Willis is an unincorporated community in Washtenaw County in the U.S. state of Michigan. The community is located within Augusta Charter Township. As an unincorporated community, Willis has no legally defined boundaries or population statistics of its own but does have its own post office with the 48191 ZIP Code.

==Geography==
Willis sits at an elevation of 686 ft above sea level. The community is located about 13 mi southeast of Ann Arbor in the southeastern corner of Washtenaw County. It is centered along Willis Road between Potterville Drive to the east and Bunton Road to the west. The community of Whittaker is a few miles to the southwest.

Willis is served by Lincoln Consolidated School District.

==History==
The area received its first post office under the name Paint Creek in 1833. The community of Willis was originally known as Potter after early settler Willis L. Potter and developed just to the east of Paint Creek. Willis owes its creation to the building of a Grand Trunk Railway line in 1880. The Hamlet of Eaton Mills and Paint Creek vied to get the railway, but the railroad decided to split the difference. Mr Potter donated land for the train station, adjacent to the Howell's general store. The General Store is the only building older then the village of Willis, that is still standing. It currently serves as Bonehead's Restaurant. After the railroad came to Willis there was a building boom, with 3 boarding houses built at the corner of Willis and Meridian for the railroad workers. Eventually the businesses in Eaton Corners and Paint Creek migrated to the village of Willis. The Paint Creek post office was renamed Newcomb on September 27, 1881 and finally established as Willis on December 15, 1887. The post office name was changed to reflect Potter's first name.

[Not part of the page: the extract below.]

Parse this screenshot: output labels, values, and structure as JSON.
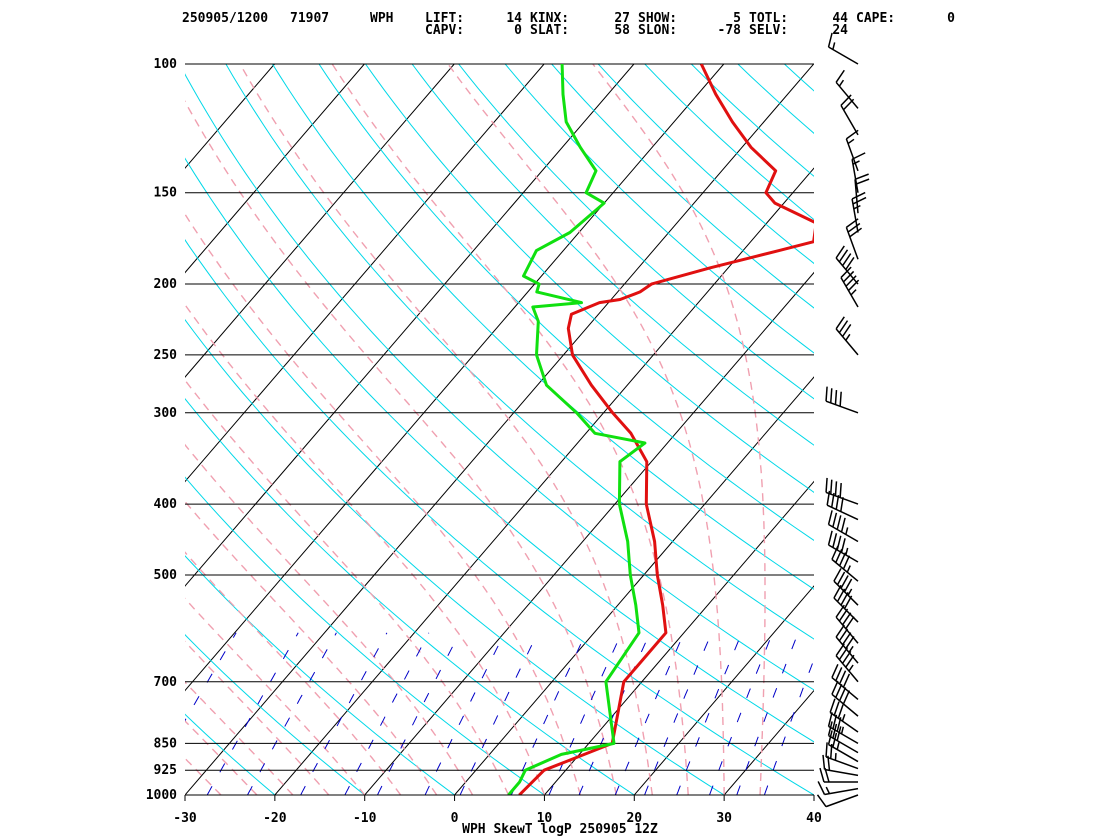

A single railway line runs diagonally through the community and once contained a railroad station known as Willis Station. The line is currently operated by Norfolk Southern Railway but contains no station in the area.

The Willis post office remains in operation and is currently located at 8790 Bunton Road. The post office uses the 48191 ZIP Code, which encompasses most of the eastern portion of Augusta Charter Township and a small portion of London Township to the south in Monroe County.